O lado masculino da história não fica atrás: Luís Miranda, por exemplo, passa credibilidade como o jornalista empenhado em levar à tona os eventos que presencia, além de alimentar o viés antirracista do roteiro, da mesma forma que Rafael Vitti ganha de presente o papel do típico fruto da Geração Z, abusando de gírias e da conexão com o celular. Vitti está sempre sorridente e soa como alguém descompromissado, mas ele é hábil ao jamais abandonar a seriedade, o que é fundamental para a eficácia de sua sequência-chave.

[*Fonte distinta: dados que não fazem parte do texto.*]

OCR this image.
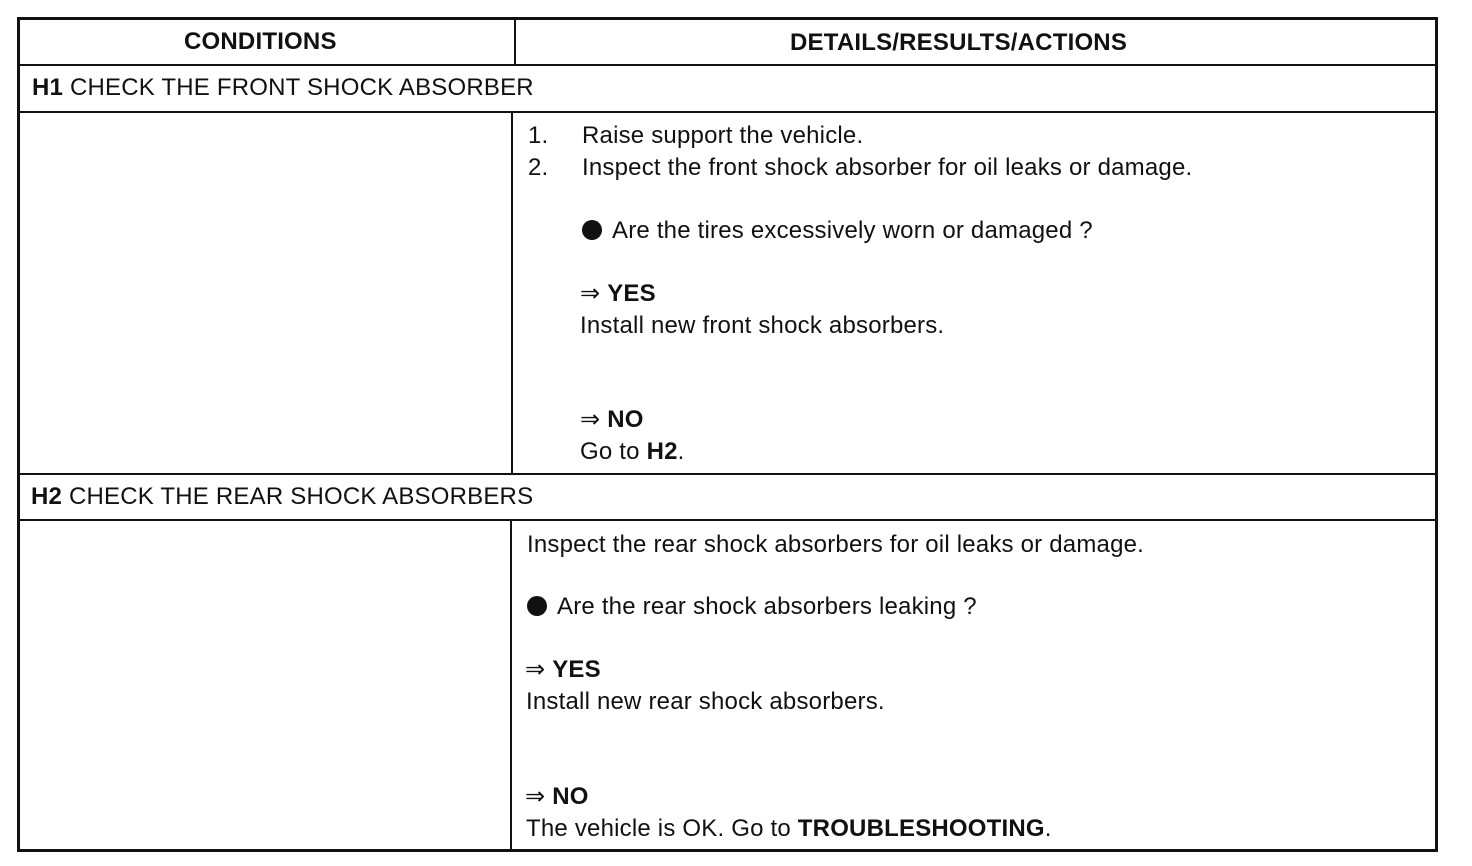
CONDITIONS	DETAILS/RESULTS/ACTIONS
H1 CHECK THE FRONT SHOCK ABSORBER
1. Raise support the vehicle.
2. Inspect the front shock absorber for oil leaks or damage.
Are the tires excessively worn or damaged ?
⇒ YES
Install new front shock absorbers.
⇒ NO
Go to H2.
H2 CHECK THE REAR SHOCK ABSORBERS
Inspect the rear shock absorbers for oil leaks or damage.
Are the rear shock absorbers leaking ?
⇒ YES
Install new rear shock absorbers.
⇒ NO
The vehicle is OK. Go to TROUBLESHOOTING.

O Clube das Mulheres de Negócios será mais lembrado por zombar do patriarcado, é verdade, mas quando permite a entrada literal de onças em sua história (num VFX questionável), dá margem para uma interpretação que alça a natureza ao topo dessa cadeia de poder e influência tão preponderante não apenas na trama, mas também no mundo. É uma forma de Muylaert dizer, auspiciosamente, que no fim a natureza sempre vence. Ou que, naturalmente, a vilania será castigada. De um jeito ou de outro, é mais um ponto marcado por uma cineasta que já passou da hora de ser tratada com a mesma reverência que seus pares masculinos no Cinema Brasileiro.
NOTA 7,5
Observação: Palmas para a brincadeira no pôster, reverberando o clima do filme ao trazer os nomes de Vitti e Miranda em destaque, mesmo que se negue e mostrá-los.